Puede ser perturbador para unos. Maravilloso, escalofriante, sobrecogedor, estremecedor para los más. Cuando ponemos en perspectiva lo que somos y el tiempo de nuestra estancia en este pequeño planeta azul, solo nos queda ser humildes y mesurados. 

“Si comparamos los 4 mil quinientos millones de años de nuestro planeta con un solo día de 24 horas y suponiendo que este haya aparecido ala 0 horas, la vida nace a las 5 de la mañana y se desarrolla durante toda la jornada. Solamente hacia las 20 horas, aparecen los primeros moluscos. Después, a las 23 horas, los dinosaurios, que desaparecen alas 23h 40, dejando el campo libre a la rápida evolución de los mamíferos. Nuestros ancestros no surgen que dentro de los cinco últimos minutos antes de terminar el día y ven duplicar el volumen de su cerebro en el último minuto. ¡La Revolución Industrial ha comenzado hace apenas una centésima de segundo!” (Hubert Reeves). 

Después de la fase cósmica, química, biológica, estamos accediendo a la conciencia de nosotros mismos y que se vuelve colectiva. Estamos creando un macro-organismo planetario que engloba a todo el planeta. Posee su propio sistema nervioso. El Internet es un embrión de un cerebro global, creado de sistemas independientes y que relaciona a los hombres a la velocidad de la luz y ha transformado nuestros intercambios y nuestra vida. 
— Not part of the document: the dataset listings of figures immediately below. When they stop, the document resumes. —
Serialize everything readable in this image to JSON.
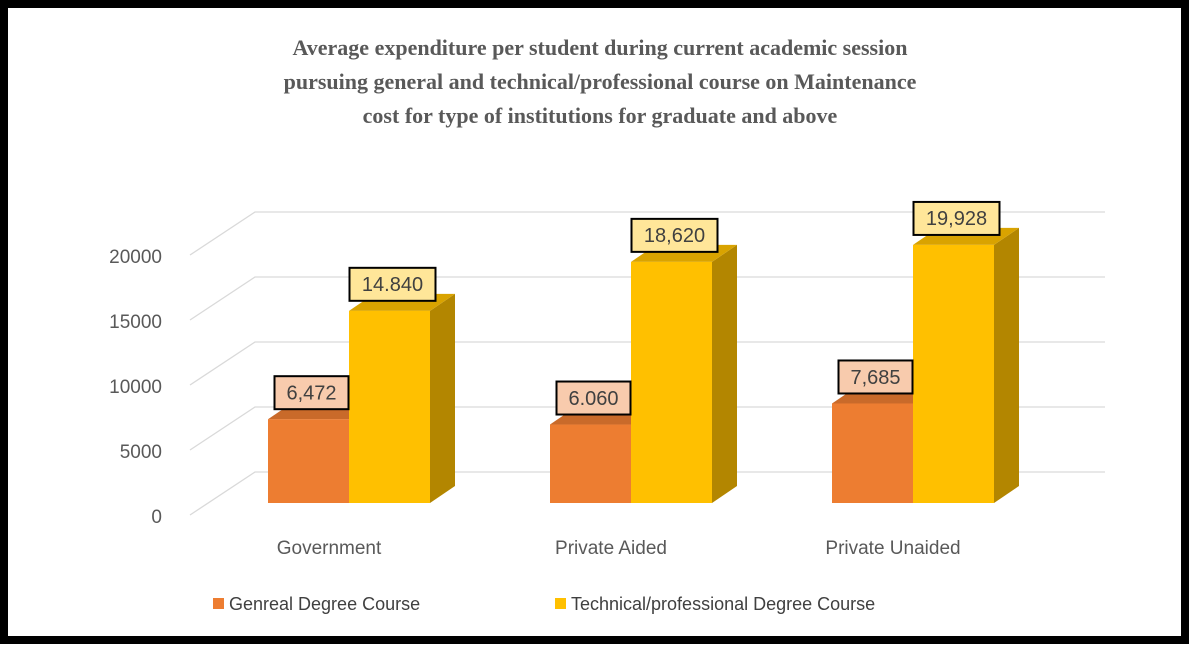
{
  "chart_data": {
    "type": "bar3d",
    "title": [
      "Average expenditure per student during current academic session",
      "pursuing general and technical/professional course on Maintenance",
      "cost for type of institutions for graduate and above"
    ],
    "categories": [
      "Government",
      "Private Aided",
      "Private Unaided"
    ],
    "series": [
      {
        "name": "Genreal Degree Course",
        "color": "#ed7d31",
        "values": [
          6472,
          6060,
          7685
        ],
        "value_labels": [
          "6,472",
          "6.060",
          "7,685"
        ]
      },
      {
        "name": "Technical/professional Degree Course",
        "color": "#ffc000",
        "values": [
          14840,
          18620,
          19928
        ],
        "value_labels": [
          "14.840",
          "18,620",
          "19,928"
        ]
      }
    ],
    "ylim": [
      0,
      20000
    ],
    "yticks": [
      0,
      5000,
      10000,
      15000,
      20000
    ],
    "grid": true,
    "legend": "bottom"
  }
}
Es imperante encontrar la armonía entre la Tierra y la tecnología; entre la ecología y la economía. Evitar crisis, sacando las lecciones de nuestros conocimientos sobre la evolución. Comprender nuestra historia nos obliga a hacer un alto en el camino, con el trascendente objetivo de darle a la humanidad una dirección, un sentido a lo que hacemos y a lo que vivimos. Sin duda, sensatez y sabiduría, deben ser priorizadas. 

Comprender que la muerte es una lógica y necesidad de la vida. Es un fenómeno ineluctable. A pesar de todo y siguiendo el principio científico de que “la energía no se crea ni se destruye, solamente se transforma”, podríamos asegurar que, como las estrellas, al morir una supernova, engendra otras estrellas, al morir cada uno de nosotros, nuestra energía seguirá evolucionando y engendrando vida… 

Albert Cohen expresa maravillosamente la necesidad de fraternizar durante nuestra estancia terrenal: “Que esta espantosa aventura de los humanos que llegan, ríen, se mueven y luego, de pronto, no se mueven ya; que esta catástrofe que les aguarda, no nos haga más tiernos y compasivos los unos con los otros, es algo increíble”. 

Y me atrevo a decir que el poeta Hölderlin puntualiza de manera soberbia: “La conexión de lo infinito y de lo finito es, sin duda, un misterio sagrado, porque esa conexión es la vida misma”.